Abstract

ABSTRACTObjective: Children with asthma-like symptoms may not clinically wheeze. The objectives of this study were to evaluate if children, without physician-documented wheeze, wheeze during bronchial-challenge-testing (BCT), and if measurements of O2Sat and respiratory rate during BCT improve the BCT sensitivity? Methods: Seven hundred and twenty-four children, who were referred for suspicion of asthma, performed a BCT. Positive BCT was determined by the provocation concentration (PC) which resulted in a 20% decrease in FEV1 (PC20), (in those who were able to perform spirometry, group B), or (in those unable to perform spirometry, group A) a 50% increase in respiratory rate (PCRR), or a 5% decrease in oxygen-saturation (PCO2-Sat) or appearance of wheezing (PCwheeze).
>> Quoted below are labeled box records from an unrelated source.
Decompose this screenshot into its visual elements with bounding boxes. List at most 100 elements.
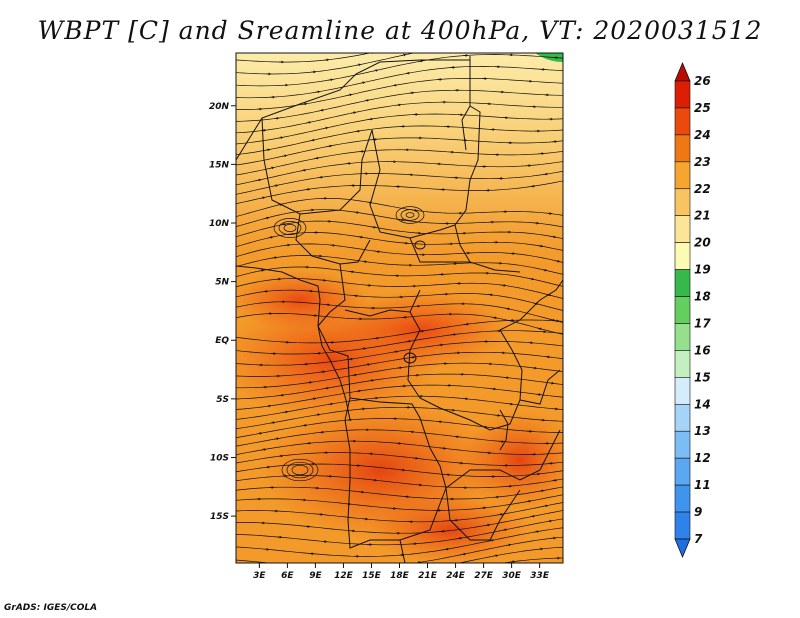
- colorbar-label: 19: [694, 263, 711, 277]
- streamline-vortex: [395, 206, 425, 224]
- streamline-arrow: [391, 84, 398, 87]
- streamline: [236, 313, 563, 335]
- streamline-arrow: [373, 336, 380, 340]
- colorbar-swatch: [674, 350, 691, 378]
- longitude-axis: 3E 6E 9E 12E 15E 18E 21E 24E 27E 30E 33E: [253, 563, 550, 581]
- lon-tick-label: 30E: [502, 571, 522, 581]
- lon-tick-label: 6E: [281, 571, 294, 581]
- colorbar-label: 11: [694, 478, 711, 492]
- streamline: [236, 406, 563, 430]
- streamline-arrow: [529, 514, 536, 518]
- colorbar-label: 13: [694, 424, 711, 438]
- streamline-arrow: [319, 370, 326, 374]
- colorbar-swatch: [674, 377, 691, 405]
- streamline-arrow: [400, 53, 407, 57]
- streamline-vortex: [273, 218, 307, 238]
- streamline-arrow: [541, 268, 548, 272]
- streamline-arrow: [267, 236, 274, 239]
- colorbar-swatch: [674, 80, 691, 109]
- streamline: [236, 161, 563, 186]
- streamline-arrow: [546, 519, 553, 523]
- streamline-arrow: [448, 565, 452, 566]
- streamline-arrow: [405, 340, 412, 343]
- streamline-arrow: [322, 126, 329, 130]
- streamline-arrow: [533, 530, 540, 534]
- colorbar-swatch: [674, 242, 691, 270]
- streamline-arrow: [549, 318, 556, 322]
- streamline: [236, 209, 563, 228]
- streamline-arrow: [554, 259, 561, 263]
- lon-tick-label: 3E: [253, 571, 266, 581]
- streamline-arrow: [491, 316, 498, 319]
- streamline-arrow: [327, 78, 334, 82]
- streamline-arrow: [260, 448, 267, 451]
- streamline-arrow: [396, 366, 403, 370]
- streamline: [236, 125, 563, 156]
- streamline-arrow: [258, 269, 265, 272]
- footer-credit: GrADS: IGES/COLA: [4, 603, 98, 613]
- colorbar-swatch: [674, 107, 691, 136]
- colorbar-label: 21: [694, 209, 711, 223]
- streamline-arrow: [351, 373, 358, 377]
- streamline-arrow: [509, 560, 516, 563]
- streamline-arrow: [269, 421, 276, 425]
- streamline-arrow: [310, 397, 317, 401]
- streamline-arrow: [542, 172, 549, 176]
- streamline-arrow: [306, 381, 313, 384]
- colorbar-label: 26: [694, 74, 711, 88]
- streamline-arrow: [456, 536, 463, 540]
- streamline-arrow: [529, 184, 536, 188]
- colorbar-top-arrow: [674, 61, 691, 82]
- streamline-arrow: [300, 169, 307, 172]
- streamline-arrow: [272, 184, 279, 188]
- streamline: [236, 330, 563, 355]
- colorbar-label: 14: [694, 397, 711, 411]
- streamline: [236, 278, 563, 299]
- lat-tick-label: 20N: [209, 102, 230, 112]
- streamline-arrow: [459, 34, 463, 35]
- streamline: [236, 351, 563, 377]
- streamline-arrow: [446, 46, 450, 47]
- streamline-arrow: [301, 102, 308, 106]
- colorbar-label: 9: [694, 505, 702, 519]
- lon-tick-label: 27E: [474, 571, 494, 581]
- streamline-arrow: [264, 148, 271, 152]
- streamline-arrow: [256, 432, 263, 435]
- streamline-arrow: [404, 71, 411, 75]
- streamline-arrow: [488, 539, 495, 542]
- streamline-arrow: [273, 116, 280, 120]
- streamline: [236, 429, 563, 447]
- colorbar-swatch: [674, 188, 691, 217]
- streamline: [236, 502, 563, 523]
- lat-tick-label: 15N: [209, 160, 230, 170]
- streamline-arrow: [346, 93, 353, 97]
- streamline: [236, 170, 563, 195]
- colorbar-bottom-arrow: [674, 538, 691, 559]
- country-borders: [236, 56, 563, 563]
- streamline-arrow: [548, 381, 555, 385]
- streamline-arrow: [326, 144, 333, 148]
- streamline-arrow: [360, 347, 367, 351]
- colorbar-swatch: [674, 484, 691, 513]
- colorbar-label: 18: [694, 290, 711, 304]
- streamline-arrow: [255, 178, 262, 182]
- colorbar-swatch: [674, 215, 691, 243]
- streamline-arrow: [361, 260, 368, 263]
- streamline-arrow: [372, 69, 379, 72]
- streamline-arrow: [364, 363, 371, 367]
- streamline-arrow: [450, 333, 457, 336]
- streamline-vortex: [286, 461, 314, 479]
- streamline-arrow: [278, 393, 285, 397]
- streamline-arrow: [463, 322, 470, 326]
- streamline-arrow: [313, 156, 320, 160]
- colorbar-label: 22: [694, 182, 711, 196]
- streamline-arrow: [417, 59, 424, 63]
- streamline-arrow: [317, 175, 324, 179]
- streamline-arrow: [505, 543, 512, 547]
- streamline-arrow: [355, 63, 362, 67]
- streamline: [236, 89, 563, 122]
- colorbar-label: 16: [694, 343, 711, 357]
- streamline: [236, 255, 563, 275]
- streamline-arrow: [460, 552, 467, 556]
- streamline: [236, 301, 563, 323]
Results: Five hundred and seven BCTs were positive: group A n = 89 age, median (IQR), 3 (2.5–3.7) years (17.6%), were unable to perform spirometry, and group B n = 418 age 10.7 (6.8–15.6) years (82.4%), were able to perform spirometry. Children, without physician-documented wheeze in the total population (groups A plus B), were more likely (65.5%) to have a positive BCT without wheeze compared with those with physician-documented wheeze (41.0%, P < 0.001). In group A, adding PCRR and PCO2-Sat increased BCT sensitivity by 23.6%. Conclusions: Many children in both groups did not wheeze despite reaching BCT endpoints. Children without physician-documented wheeze tended not to wheeze at BCT. This may result in clinical under-diagnosis of asthma if depending on the presence of wheeze. In young children, adding PCRR and PCO2-Sat substantially increases BCT sensitivity and may improve asthma diagnosis.